Russia and China have stepped up their presence in the Arctic as global warming begins to open seaways and allow for the exploitation of natural resources
Russia’s submarine base in Gadzhivevo has been expanded with new storage facilities for Poseidon nuclear drones and Tsirkon hypersonic cruise missiles, two of Moscow’s most advanced weapon systems
Russian President Vladimir Putin outlined a new naval strategy late last month, putting the Arctic at the heart of his vision. Russian expansion means US and NATO have taken diplomatic and military steps to deter rivals
Under the frozen earth lies an estimated $30 trillion in resources.
Russia has built at least 13 military airbases in the Arctic, some of them in Soviet-era sites.
At the same time, it ramped up missions with long-range Mig-31BM Foxhound interceptors and Tu-22M3 bombers from these bases. And it has deployed long-range S-400 and medium-range SA-17 air defense systems in recent years.
This has not gone unnoticed by NATO.
Secretary General Jens Stoltenberg traveled to the northern reaches of Canada this week to see the defenses of the country first hand.
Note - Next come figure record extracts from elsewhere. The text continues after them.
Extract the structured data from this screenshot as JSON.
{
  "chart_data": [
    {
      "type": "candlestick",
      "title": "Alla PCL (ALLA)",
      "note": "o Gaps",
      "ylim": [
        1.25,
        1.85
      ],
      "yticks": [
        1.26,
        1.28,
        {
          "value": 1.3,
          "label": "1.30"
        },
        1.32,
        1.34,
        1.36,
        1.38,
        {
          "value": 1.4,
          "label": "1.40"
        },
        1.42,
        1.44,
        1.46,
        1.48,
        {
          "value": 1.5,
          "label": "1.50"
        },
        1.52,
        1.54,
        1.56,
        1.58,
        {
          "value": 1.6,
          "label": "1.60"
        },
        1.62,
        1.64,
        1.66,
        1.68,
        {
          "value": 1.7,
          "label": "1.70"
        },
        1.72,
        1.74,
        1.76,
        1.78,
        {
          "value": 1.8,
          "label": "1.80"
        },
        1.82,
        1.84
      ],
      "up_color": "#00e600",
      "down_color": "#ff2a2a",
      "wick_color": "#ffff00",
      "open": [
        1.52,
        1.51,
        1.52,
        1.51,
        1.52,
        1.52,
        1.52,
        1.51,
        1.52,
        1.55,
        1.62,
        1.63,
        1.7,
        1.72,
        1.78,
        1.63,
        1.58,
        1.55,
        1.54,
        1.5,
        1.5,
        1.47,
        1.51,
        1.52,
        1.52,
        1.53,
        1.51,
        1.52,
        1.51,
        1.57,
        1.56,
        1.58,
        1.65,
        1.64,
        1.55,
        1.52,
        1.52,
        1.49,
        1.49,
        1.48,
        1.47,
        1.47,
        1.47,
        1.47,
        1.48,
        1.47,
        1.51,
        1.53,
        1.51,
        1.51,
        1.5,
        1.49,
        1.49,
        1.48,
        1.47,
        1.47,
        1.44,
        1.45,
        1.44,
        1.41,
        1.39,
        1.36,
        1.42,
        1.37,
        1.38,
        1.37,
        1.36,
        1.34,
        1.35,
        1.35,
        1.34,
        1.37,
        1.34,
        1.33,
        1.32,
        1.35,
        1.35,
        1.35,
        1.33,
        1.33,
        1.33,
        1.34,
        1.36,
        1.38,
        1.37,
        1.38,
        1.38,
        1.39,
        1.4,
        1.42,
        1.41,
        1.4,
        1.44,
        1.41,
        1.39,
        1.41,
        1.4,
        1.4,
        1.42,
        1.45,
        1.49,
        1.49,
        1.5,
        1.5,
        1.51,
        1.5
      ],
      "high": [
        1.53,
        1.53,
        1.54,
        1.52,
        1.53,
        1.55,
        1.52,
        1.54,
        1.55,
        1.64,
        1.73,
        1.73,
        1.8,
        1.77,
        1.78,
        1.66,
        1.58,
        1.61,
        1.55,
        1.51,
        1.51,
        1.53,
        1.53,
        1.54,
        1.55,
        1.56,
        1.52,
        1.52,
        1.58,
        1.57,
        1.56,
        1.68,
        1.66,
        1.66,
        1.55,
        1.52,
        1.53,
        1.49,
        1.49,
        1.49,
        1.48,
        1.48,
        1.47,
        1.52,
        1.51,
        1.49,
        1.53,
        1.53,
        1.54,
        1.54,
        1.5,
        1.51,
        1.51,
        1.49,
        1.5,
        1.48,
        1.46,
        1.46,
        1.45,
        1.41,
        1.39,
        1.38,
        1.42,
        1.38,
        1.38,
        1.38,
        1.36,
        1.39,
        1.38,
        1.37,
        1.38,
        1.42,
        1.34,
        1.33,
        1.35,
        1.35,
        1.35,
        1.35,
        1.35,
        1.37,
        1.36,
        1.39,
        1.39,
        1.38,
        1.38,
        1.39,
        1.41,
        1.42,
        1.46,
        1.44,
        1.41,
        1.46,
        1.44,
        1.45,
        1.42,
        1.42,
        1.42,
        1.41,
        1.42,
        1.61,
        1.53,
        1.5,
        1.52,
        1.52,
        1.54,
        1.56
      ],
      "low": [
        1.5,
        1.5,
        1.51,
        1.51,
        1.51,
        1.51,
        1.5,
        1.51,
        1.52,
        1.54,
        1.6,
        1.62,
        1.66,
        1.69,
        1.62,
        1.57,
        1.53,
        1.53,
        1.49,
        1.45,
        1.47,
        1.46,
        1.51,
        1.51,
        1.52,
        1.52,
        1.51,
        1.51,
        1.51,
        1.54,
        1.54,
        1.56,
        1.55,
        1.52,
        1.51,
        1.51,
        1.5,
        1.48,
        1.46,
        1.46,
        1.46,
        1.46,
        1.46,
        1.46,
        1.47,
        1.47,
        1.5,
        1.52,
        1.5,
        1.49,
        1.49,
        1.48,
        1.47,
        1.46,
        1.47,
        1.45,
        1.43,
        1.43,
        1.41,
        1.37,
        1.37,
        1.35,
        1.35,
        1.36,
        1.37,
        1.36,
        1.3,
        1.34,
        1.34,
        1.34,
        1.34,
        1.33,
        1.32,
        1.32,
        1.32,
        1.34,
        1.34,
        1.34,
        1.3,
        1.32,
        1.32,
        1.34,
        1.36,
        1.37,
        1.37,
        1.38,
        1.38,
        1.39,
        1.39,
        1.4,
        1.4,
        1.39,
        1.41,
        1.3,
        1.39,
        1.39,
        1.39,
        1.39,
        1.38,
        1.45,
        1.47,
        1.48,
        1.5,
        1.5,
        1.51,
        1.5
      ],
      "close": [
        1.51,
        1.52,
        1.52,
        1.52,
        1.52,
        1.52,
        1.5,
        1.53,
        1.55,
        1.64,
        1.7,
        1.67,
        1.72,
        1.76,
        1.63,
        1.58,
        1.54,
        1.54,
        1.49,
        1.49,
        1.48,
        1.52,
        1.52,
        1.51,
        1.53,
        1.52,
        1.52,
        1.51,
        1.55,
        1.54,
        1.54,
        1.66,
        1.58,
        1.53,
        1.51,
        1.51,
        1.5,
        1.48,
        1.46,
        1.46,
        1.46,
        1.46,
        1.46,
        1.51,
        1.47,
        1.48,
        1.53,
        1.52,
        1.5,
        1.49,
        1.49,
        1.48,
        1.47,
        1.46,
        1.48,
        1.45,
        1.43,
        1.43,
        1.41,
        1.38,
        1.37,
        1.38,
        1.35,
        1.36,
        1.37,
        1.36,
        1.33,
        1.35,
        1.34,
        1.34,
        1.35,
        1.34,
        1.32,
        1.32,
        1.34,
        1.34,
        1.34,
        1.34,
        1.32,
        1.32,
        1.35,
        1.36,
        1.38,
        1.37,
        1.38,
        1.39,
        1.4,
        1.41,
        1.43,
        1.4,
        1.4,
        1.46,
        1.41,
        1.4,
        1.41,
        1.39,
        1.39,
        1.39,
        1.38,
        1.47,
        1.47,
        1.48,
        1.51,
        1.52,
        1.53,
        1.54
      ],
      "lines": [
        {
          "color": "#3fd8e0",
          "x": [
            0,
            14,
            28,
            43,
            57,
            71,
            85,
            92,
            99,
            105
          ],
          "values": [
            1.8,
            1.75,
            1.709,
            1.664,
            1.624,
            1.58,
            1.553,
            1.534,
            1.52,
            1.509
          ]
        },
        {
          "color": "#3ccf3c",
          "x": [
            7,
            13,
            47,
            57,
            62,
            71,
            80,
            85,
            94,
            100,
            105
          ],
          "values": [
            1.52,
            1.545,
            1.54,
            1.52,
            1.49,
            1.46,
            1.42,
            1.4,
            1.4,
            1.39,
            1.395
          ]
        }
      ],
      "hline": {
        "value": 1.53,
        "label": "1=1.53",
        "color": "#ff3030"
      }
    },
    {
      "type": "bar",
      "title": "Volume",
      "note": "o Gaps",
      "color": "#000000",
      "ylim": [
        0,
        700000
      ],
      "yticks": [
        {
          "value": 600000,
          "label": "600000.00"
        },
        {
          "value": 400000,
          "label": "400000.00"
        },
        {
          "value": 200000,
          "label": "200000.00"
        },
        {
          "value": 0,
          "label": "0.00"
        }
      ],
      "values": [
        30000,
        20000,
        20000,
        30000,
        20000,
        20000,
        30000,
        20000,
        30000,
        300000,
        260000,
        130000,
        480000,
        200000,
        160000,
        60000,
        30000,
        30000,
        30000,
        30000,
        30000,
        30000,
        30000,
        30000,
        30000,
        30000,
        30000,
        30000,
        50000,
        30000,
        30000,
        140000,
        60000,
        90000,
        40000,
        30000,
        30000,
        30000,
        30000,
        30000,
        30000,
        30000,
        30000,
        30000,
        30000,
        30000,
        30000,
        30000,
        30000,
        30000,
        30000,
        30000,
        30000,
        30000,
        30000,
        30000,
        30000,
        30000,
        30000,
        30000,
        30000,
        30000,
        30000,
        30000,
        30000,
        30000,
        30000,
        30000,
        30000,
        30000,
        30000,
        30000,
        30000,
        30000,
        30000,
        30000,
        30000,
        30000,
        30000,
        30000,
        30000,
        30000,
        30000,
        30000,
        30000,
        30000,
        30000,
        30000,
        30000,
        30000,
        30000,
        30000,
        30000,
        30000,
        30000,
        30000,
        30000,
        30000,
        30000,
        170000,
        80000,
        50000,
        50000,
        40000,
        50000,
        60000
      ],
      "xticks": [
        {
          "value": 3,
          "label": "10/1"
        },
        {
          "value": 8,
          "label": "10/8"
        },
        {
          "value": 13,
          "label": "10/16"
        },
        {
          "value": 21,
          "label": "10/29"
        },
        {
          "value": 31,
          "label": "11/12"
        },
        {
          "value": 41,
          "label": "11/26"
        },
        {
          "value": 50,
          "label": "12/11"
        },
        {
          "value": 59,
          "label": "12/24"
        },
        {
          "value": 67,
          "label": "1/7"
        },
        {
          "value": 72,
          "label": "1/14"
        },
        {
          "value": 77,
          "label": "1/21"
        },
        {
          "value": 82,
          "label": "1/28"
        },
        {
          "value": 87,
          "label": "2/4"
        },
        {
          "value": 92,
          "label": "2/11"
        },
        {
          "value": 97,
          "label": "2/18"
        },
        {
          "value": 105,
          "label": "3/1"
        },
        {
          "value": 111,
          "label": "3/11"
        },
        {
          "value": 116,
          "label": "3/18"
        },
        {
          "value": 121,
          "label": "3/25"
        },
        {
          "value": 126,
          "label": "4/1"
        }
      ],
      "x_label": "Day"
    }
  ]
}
He visited the North Warning System radar station in Cambridge Bay, Nunavut, which will be modernized as part of a multi-billion dollar renovation of NORAD, the North American air defense system.
“The shortest route to North America for Russian missiles or bombers would be over the North Pole,” he said in an essay marking the visit.
“This makes NORAD’s role vital for North America and for NATO.”
A new airbase on Wragnel Island, near Alaska, is equipped with a sophisticated radar array with US analysts trying to figure out exactly what it should be spying on
The Kotelny Island military base is equipped with launch pads for missile vehicles – either air defense or longer-range missiles, as Russia moves more of its nuclear forces further north
Secretary General Jens Stoltenberg this week traveled to the northern reaches of Canada to see first-hand NATO’s Arctic defenses and highlight the threat of Vladimir Putin’s expansion. He visited the region with Canadian Prime Minister Justin Trudeau
At the same time, he warned of Putin’s intentions in the region.
“Last month, Russian President Vladimir Putin launched a new naval strategy that promised to protect Arctic waters ‘by all means’, including increased activity around the unmilitarized Norwegian archipelago Svalbard and hypersonic zircon missile systems for its northern fleet,” he said.
Last week, Russia unveiled plans for a new strategic missile-carrying submarine cruiser for Arctic operations. Russia’s ability to disrupt Allied fortifications across the North Atlantic is a strategic challenge for the Alliance.”
Speaking on the occasion of the new strategy last month, Putin said: “We have clearly and transparently identified the boundaries and areas of Russia’s national interests – economic, vital and strategic.
“These are primarily our waters of the Arctic, the Black Sea, the Sea of Okhotsk, the Bering Sea and the Baltic Sea and the Kuril Strait. We will ensure their protection rigorously and with all available tools.”